Taiwan's development hasn't changed Tali too much. Like most of Taiwan's rainy northeast coast, the area remains sparsely populated and barricaded by mountains. The temple, however, is now adjoined by a northeast coast tourism center, and in fair weather, day hikers flock to the Tali trailhead. But in October 2000, when I walked the Tsaoling Trail one overcast weekday afternoon, I had most of its 9km to myself. I was hiking southwards from Gungliao towards Tali, and it was only at the final pass, the spot of the crowd-pleaser vista where the Pacific seems to spread flat 400m below your feet, that I ran into?well, this guy. He was around 30 and sported the complete small-time gangster uniform: slippers with slacks, wide collar, gold chain, betel nut. He spoke Mandarin like a character out of a martial arts movie, and he told me -- I still have no idea why -- that he knew of a stash of buried Japanese gold; it was worth more than NT$1 billion; and only he knew where it was. All he needed to dig it out, he said, was the government's permission. I assumed he was just a harmless whacko, and I let him talk. When it was almost dark, he got on his scooter and drove down the hill and back into oblivion.

Located about 36km up the coastal highway from Tali is Keelung, northern Taiwan's largest port. On March 4 of this year, the Keelung City Government applied to Taiwan's central government for funds to survey and possibly excavate an old Japanese hilltop fort. The application cited a legend that 5,000kg of gold are buried underneath the base, and according to the city, this cache of gold would be worth over NT$1 billion -- if it exists.

Pure coincidence?

The coincidence of these two stories, when I remarked on it, was enough to make Keelung City Government Civil Affairs Bureau Traditional Culture and Ceremonies Section Chief Lin Chen-hsing (林振興) raise his eyebrows. And that was it. To him it might as well have been another UFO sighting, or more precisely, another person who knew about the legend of the Tawulun Battery's (大武崙) buried treasure.

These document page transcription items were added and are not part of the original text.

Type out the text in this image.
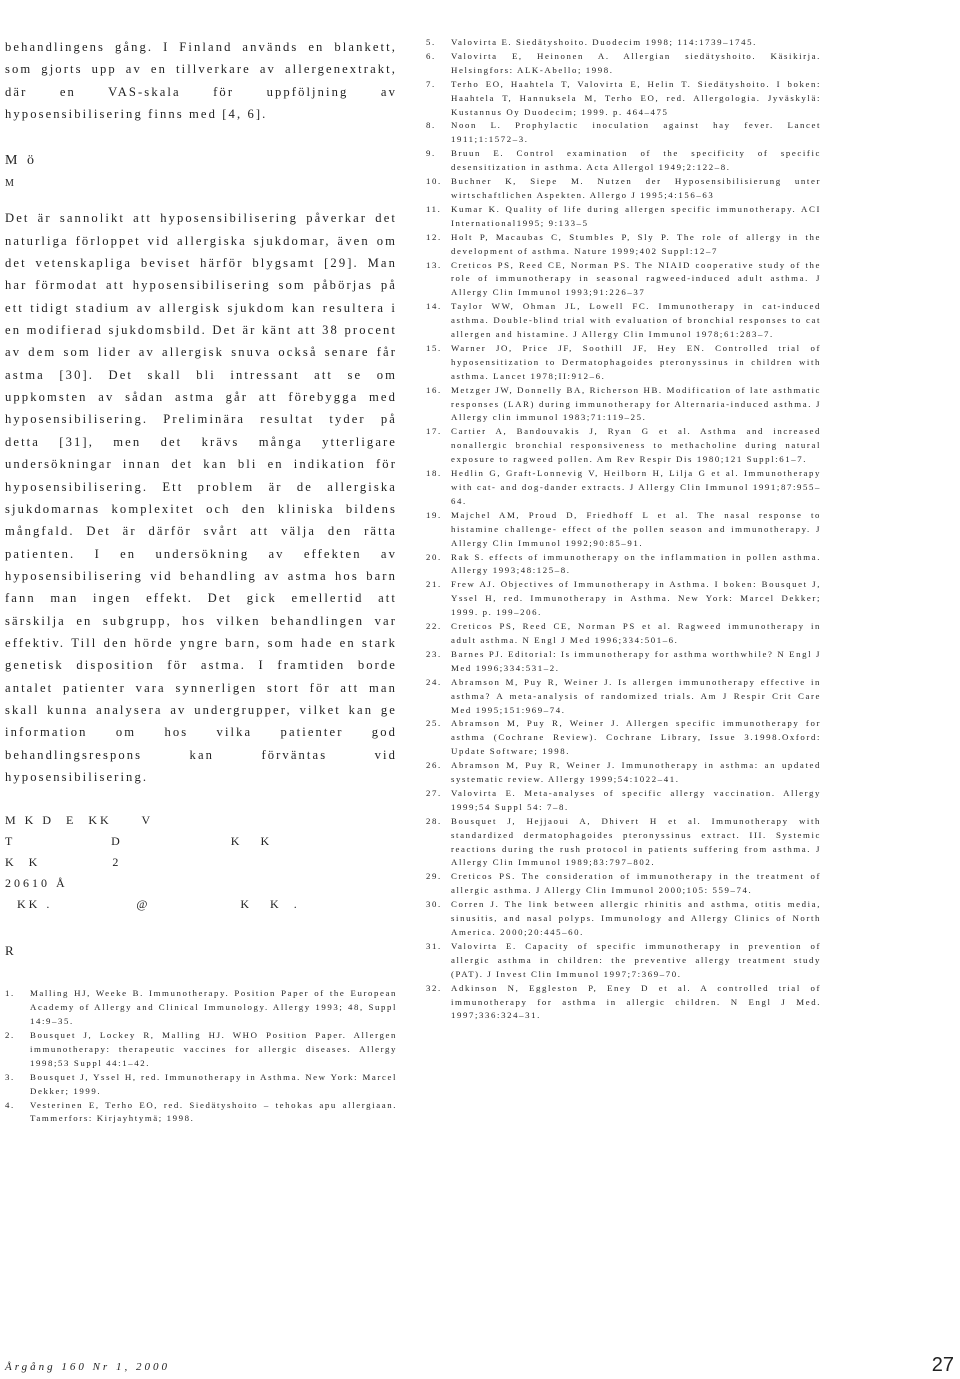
behandlingens gång. I Finland används en blankett, som gjorts upp av en tillverkare av allergenextrakt, där en VAS-skala för uppföljning av hyposensibilisering finns med [4, 6].

M ö
M

Det är sannolikt att hyposensibilisering påverkar det naturliga förloppet vid allergiska sjukdomar, även om det vetenskapliga beviset härför blygsamt [29]. Man har förmodat att hyposensibilisering som påbörjas på ett tidigt stadium av allergisk sjukdom kan resultera i en modifierad sjukdomsbild. Det är känt att 38 procent av dem som lider av allergisk snuva också senare får astma [30]. Det skall bli intressant att se om uppkomsten av sådan astma går att förebygga med hyposensibilisering. Preliminära resultat tyder på detta [31], men det krävs många ytterligare undersökningar innan det kan bli en indikation för hyposensibilisering. Ett problem är de allergiska sjukdomarnas komplexitet och den kliniska bildens mångfald. Det är därför svårt att välja den rätta patienten. I en undersökning av effekten av hyposensibilisering vid behandling av astma hos barn fann man ingen effekt. Det gick emellertid att särskilja en subgrupp, hos vilken behandlingen var effektiv. Till den hörde yngre barn, som hade en stark genetisk disposition för astma. I framtiden borde antalet patienter vara synnerligen stort för att man skall kunna analysera av undergrupper, vilket kan ge information om hos vilka patienter god behandlingsrespons kan förväntas vid hyposensibilisering.

M K D  E  KK     V
T                D                  K   K
K  K            2
20610 Å
KK .              @               K   K  .
R
1. Malling HJ, Weeke B. Immunotherapy. Position Paper of the European Academy of Allergy and Clinical Immunology. Allergy 1993; 48, Suppl 14:9–35.
2. Bousquet J, Lockey R, Malling HJ. WHO Position Paper. Allergen immunotherapy: therapeutic vaccines for allergic diseases. Allergy 1998;53 Suppl 44:1–42.
3. Bousquet J, Yssel H, red. Immunotherapy in Asthma. New York: Marcel Dekker; 1999.
4. Vesterinen E, Terho EO, red. Siedätyshoito – tehokas apu allergiaan. Tammerfors: Kirjayhtymä; 1998.
5. Valovirta E. Siedätyshoito. Duodecim 1998; 114:1739–1745.
6. Valovirta E, Heinonen A. Allergian siedätyshoito. Käsikirja. Helsingfors: ALK-Abello; 1998.
7. Terho EO, Haahtela T, Valovirta E, Helin T. Siedätyshoito. I boken: Haahtela T, Hannuksela M, Terho EO, red. Allergologia. Jyväskylä: Kustannus Oy Duodecim; 1999. p. 464–475
8. Noon L. Prophylactic inoculation against hay fever. Lancet 1911;1:1572–3.
9. Bruun E. Control examination of the specificity of specific desensitization in asthma. Acta Allergol 1949;2:122–8.
10. Buchner K, Siepe M. Nutzen der Hyposensibilisierung unter wirtschaftlichen Aspekten. Allergo J 1995;4:156–63
11. Kumar K. Quality of life during allergen specific immunotherapy. ACI International1995; 9:133–5
12. Holt P, Macaubas C, Stumbles P, Sly P. The role of allergy in the development of asthma. Nature 1999;402 Suppl:12–7
13. Creticos PS, Reed CE, Norman PS. The NIAID cooperative study of the role of immunotherapy in seasonal ragweed-induced adult asthma. J Allergy Clin Immunol 1993;91:226–37
14. Taylor WW, Ohman JL, Lowell FC. Immunotherapy in cat-induced asthma. Double-blind trial with evaluation of bronchial responses to cat allergen and histamine. J Allergy Clin Immunol 1978;61:283–7.
15. Warner JO, Price JF, Soothill JF, Hey EN. Controlled trial of hyposensitization to Dermatophagoides pteronyssinus in children with asthma. Lancet 1978;II:912–6.
16. Metzger JW, Donnelly BA, Richerson HB. Modification of late asthmatic responses (LAR) during immunotherapy for Alternaria-induced asthma. J Allergy clin immunol 1983;71:119–25.
17. Cartier A, Bandouvakis J, Ryan G et al. Asthma and increased nonallergic bronchial responsiveness to methacholine during natural exposure to ragweed pollen. Am Rev Respir Dis 1980;121 Suppl:61–7.
18. Hedlin G, Graft-Lonnevig V, Heilborn H, Lilja G et al. Immunotherapy with cat- and dog-dander extracts. J Allergy Clin Immunol 1991;87:955–64.
19. Majchel AM, Proud D, Friedhoff L et al. The nasal response to histamine challenge- effect of the pollen season and immunotherapy. J Allergy Clin Immunol 1992;90:85–91.
20. Rak S. effects of immunotherapy on the inflammation in pollen asthma. Allergy 1993;48:125–8.
21. Frew AJ. Objectives of Immunotherapy in Asthma. I boken: Bousquet J, Yssel H, red. Immunotherapy in Asthma. New York: Marcel Dekker; 1999. p. 199–206.
22. Creticos PS, Reed CE, Norman PS et al. Ragweed immunotherapy in adult asthma. N Engl J Med 1996;334:501–6.
23. Barnes PJ. Editorial: Is immunotherapy for asthma worthwhile? N Engl J Med 1996;334:531–2.
24. Abramson M, Puy R, Weiner J. Is allergen immunotherapy effective in asthma? A meta-analysis of randomized trials. Am J Respir Crit Care Med 1995;151:969–74.
25. Abramson M, Puy R, Weiner J. Allergen specific immunotherapy for asthma (Cochrane Review). Cochrane Library, Issue 3.1998.Oxford: Update Software; 1998.
26. Abramson M, Puy R, Weiner J. Immunotherapy in asthma: an updated systematic review. Allergy 1999;54:1022–41.
27. Valovirta E. Meta-analyses of specific allergy vaccination. Allergy 1999;54 Suppl 54: 7–8.
28. Bousquet J, Hejjaoui A, Dhivert H et al. Immunotherapy with standardized dermatophagoides pteronyssinus extract. III. Systemic reactions during the rush protocol in patients suffering from asthma. J Allergy Clin Immunol 1989;83:797–802.
29. Creticos PS. The consideration of immunotherapy in the treatment of allergic asthma. J Allergy Clin Immunol 2000;105: 559–74.
30. Corren J. The link between allergic rhinitis and asthma, otitis media, sinusitis, and nasal polyps. Immunology and Allergy Clinics of North America. 2000;20:445–60.
31. Valovirta E. Capacity of specific immunotherapy in prevention of allergic asthma in children: the preventive allergy treatment study (PAT). J Invest Clin Immunol 1997;7:369–70.
32. Adkinson N, Eggleston P, Eney D et al. A controlled trial of immunotherapy for asthma in allergic children. N Engl J Med. 1997;336:324–31.
Årgång 160 Nr 1, 2000	27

The sole source of the Tawulun legend is this: In 1984, a man surnamed Chen applied to the Ministry of Defense, which then administered the Tawulun fort, to dig up a stash of gold buried under the Tawulun Battery by Japanese soldiers fleeing at the end of World War II. Chen claimed that the source of his own information originated with some unnamed source in Japan. The bureaucratic channels for treasure hunting applications run through the Ministry of Economic Affairs' State Assets Department, which administers Taiwan's buried treasure bylaw, formally and fully known as the Regulations Governing Applications for Excavation and Retrieval of Buried or Sunken State Assets (March 27, 1970). As application rules demand disclosure of the treasure's type, amount, value and location, Chen revealed the figures of 5,000kg of gold and NT$1 billion.